Natural wine
What is natural wine? Although some find the term contentious, it is useful to think of it as a philosophy more than a label. A philsophy that espouses respect for the land and those who tend it, that valorises the uniqueness of vintage and place, and according to which the most enjoyable wines are made with as few additives and manipulations as possible.
The distinctive profile of these wines tends toward the fresh, lively, and fun. Many conventional wines are fermented with synthetic yeasts that mimic aromas like strawberries or bananas, have added sugar or acids, or are flavoured with oak chips . Most conventional wineries also use a wide assortment of preservatives and fining agents, as well as large quantities of sulphites that set the wine, preventing it from continuing to evolve in the bottle. This is the reason most conventional wines tend to taste the same each time you open them, and often leave you feeling depeleted after more than a glass or two.
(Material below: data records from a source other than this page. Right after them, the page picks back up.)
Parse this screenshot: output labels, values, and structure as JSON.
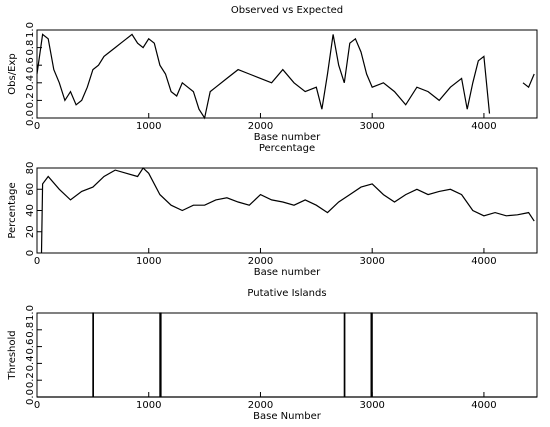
{
  "chart_data": [
    {
      "type": "line",
      "title": "Observed vs Expected",
      "xlabel": "Base number",
      "ylabel": "Obs/Exp",
      "xlim": [
        0,
        4475
      ],
      "ylim": [
        0,
        1.0
      ],
      "xticks": [
        0,
        1000,
        2000,
        3000,
        4000
      ],
      "yticks": [
        {
          "value": 0,
          "label": "0.0"
        },
        0.2,
        0.4,
        0.6,
        0.8,
        {
          "value": 1.0,
          "label": "1.0"
        }
      ],
      "color": "#000000",
      "x": [
        0,
        50,
        100,
        150,
        200,
        250,
        300,
        350,
        400,
        450,
        500,
        550,
        600,
        650,
        700,
        750,
        800,
        850,
        900,
        950,
        1000,
        1050,
        1100,
        1150,
        1200,
        1250,
        1300,
        1350,
        1400,
        1450,
        1500,
        1550,
        1600,
        1700,
        1800,
        1900,
        2000,
        2100,
        2200,
        2300,
        2400,
        2500,
        2550,
        2600,
        2650,
        2700,
        2750,
        2800,
        2850,
        2900,
        2950,
        3000,
        3100,
        3200,
        3300,
        3400,
        3500,
        3600,
        3700,
        3800,
        3850,
        3900,
        3950,
        4000,
        4050,
        4200,
        4350,
        4400,
        4450
      ],
      "values": [
        0.5,
        0.95,
        0.9,
        0.55,
        0.4,
        0.2,
        0.3,
        0.15,
        0.2,
        0.35,
        0.55,
        0.6,
        0.7,
        0.75,
        0.8,
        0.85,
        0.9,
        0.95,
        0.85,
        0.8,
        0.9,
        0.85,
        0.6,
        0.5,
        0.3,
        0.25,
        0.4,
        0.35,
        0.3,
        0.1,
        0.0,
        0.3,
        0.35,
        0.45,
        0.55,
        0.5,
        0.45,
        0.4,
        0.55,
        0.4,
        0.3,
        0.35,
        0.1,
        0.5,
        0.95,
        0.6,
        0.4,
        0.85,
        0.9,
        0.75,
        0.5,
        0.35,
        0.4,
        0.3,
        0.15,
        0.35,
        0.3,
        0.2,
        0.35,
        0.45,
        0.1,
        0.4,
        0.65,
        0.7,
        0.05,
        null,
        0.4,
        0.35,
        0.5
      ]
    },
    {
      "type": "line",
      "title": "Percentage",
      "xlabel": "Base number",
      "ylabel": "Percentage",
      "xlim": [
        0,
        4475
      ],
      "ylim": [
        0,
        80
      ],
      "xticks": [
        0,
        1000,
        2000,
        3000,
        4000
      ],
      "yticks": [
        0,
        20,
        40,
        60,
        80
      ],
      "color": "#000000",
      "x": [
        40,
        50,
        100,
        200,
        300,
        400,
        500,
        600,
        700,
        800,
        900,
        950,
        1000,
        1100,
        1200,
        1300,
        1400,
        1500,
        1600,
        1700,
        1800,
        1900,
        2000,
        2100,
        2200,
        2300,
        2400,
        2500,
        2600,
        2700,
        2800,
        2900,
        3000,
        3100,
        3200,
        3300,
        3400,
        3500,
        3600,
        3700,
        3800,
        3900,
        4000,
        4100,
        4200,
        4300,
        4400,
        4450
      ],
      "values": [
        0,
        65,
        72,
        60,
        50,
        58,
        62,
        72,
        78,
        75,
        72,
        80,
        75,
        55,
        45,
        40,
        45,
        45,
        50,
        52,
        48,
        45,
        55,
        50,
        48,
        45,
        50,
        45,
        38,
        48,
        55,
        62,
        65,
        55,
        48,
        55,
        60,
        55,
        58,
        60,
        55,
        40,
        35,
        38,
        35,
        36,
        38,
        30
      ]
    },
    {
      "type": "line",
      "title": "Putative Islands",
      "xlabel": "Base Number",
      "ylabel": "Threshold",
      "xlim": [
        0,
        4475
      ],
      "ylim": [
        0,
        1.0
      ],
      "xticks": [
        0,
        1000,
        2000,
        3000,
        4000
      ],
      "yticks": [
        {
          "value": 0,
          "label": "0.0"
        },
        0.2,
        0.4,
        0.6,
        0.8,
        {
          "value": 1.0,
          "label": "1.0"
        }
      ],
      "color": "#000000",
      "x": [
        0,
        500,
        500,
        505,
        505,
        1100,
        1100,
        1110,
        1110,
        2750,
        2750,
        2755,
        2755,
        2990,
        2990,
        3000,
        3000,
        4475
      ],
      "values": [
        0,
        0,
        1,
        1,
        0,
        0,
        1,
        1,
        0,
        0,
        1,
        1,
        0,
        0,
        1,
        1,
        0,
        0
      ]
    }
  ]
}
Natural wines tend to be lighter, more dynamic, and with more vivid and complex aromas and flavours than broadly available conventional wines. If you’re tired of heavy, sweet, and generic wines that always taste the same, then you’ll find natural wines to be an exciting change.
Natural wine makers reject the large-scale, agro-business model from which comes most of the wine on offer today. They reject conventional techniques and technologies used to produce large volumes of ordinary and standardized wine as quickly and cheaply as possible. In order to be profitable, conventional wineries often use copious amounts of chemical fertilizers, as well as pesticides, insecticides, fungicides (and other things that rhyme with homicide, to paraphrase the great Lalou Bize-Leroy!). Their toll on the land is enormous and unsustainable. In natural wine, the objective is not to turn a profit, but to make a living offering the very best of what the terroir – the land, the climate, the vines, and the maker's own skill – has to offer.
Natural wine makers are small-scale producers, growing their fruit organically or biodynamically. They harvest by hand, in small batches. In the cellar, their methods are artisanal. Fermentations are spontaneous and rigorously followed avoiding the use of synthetic yeasts, additives, fining agents, and other technological interventions and manipulations. Filtration is kept to a minimum, and usually avoided. The results are pure expressions of grape variety and geographic origin.
The use, or not, of sulphites is a never-ending discussion in the world of natural wine. If ideally none are added, we recognise that in some cases they may be necessary to protect wines from flaws or spoilage, but only in quantities that are infinitely smaller than what is practiced in conventional winemaking.
This is what’s natural about natural wine. Fermented grape juice - and nothing else - that tells a story of people and places. So uncork a bottle and enjoy its goodness... once you’re hooked, there’s no going back!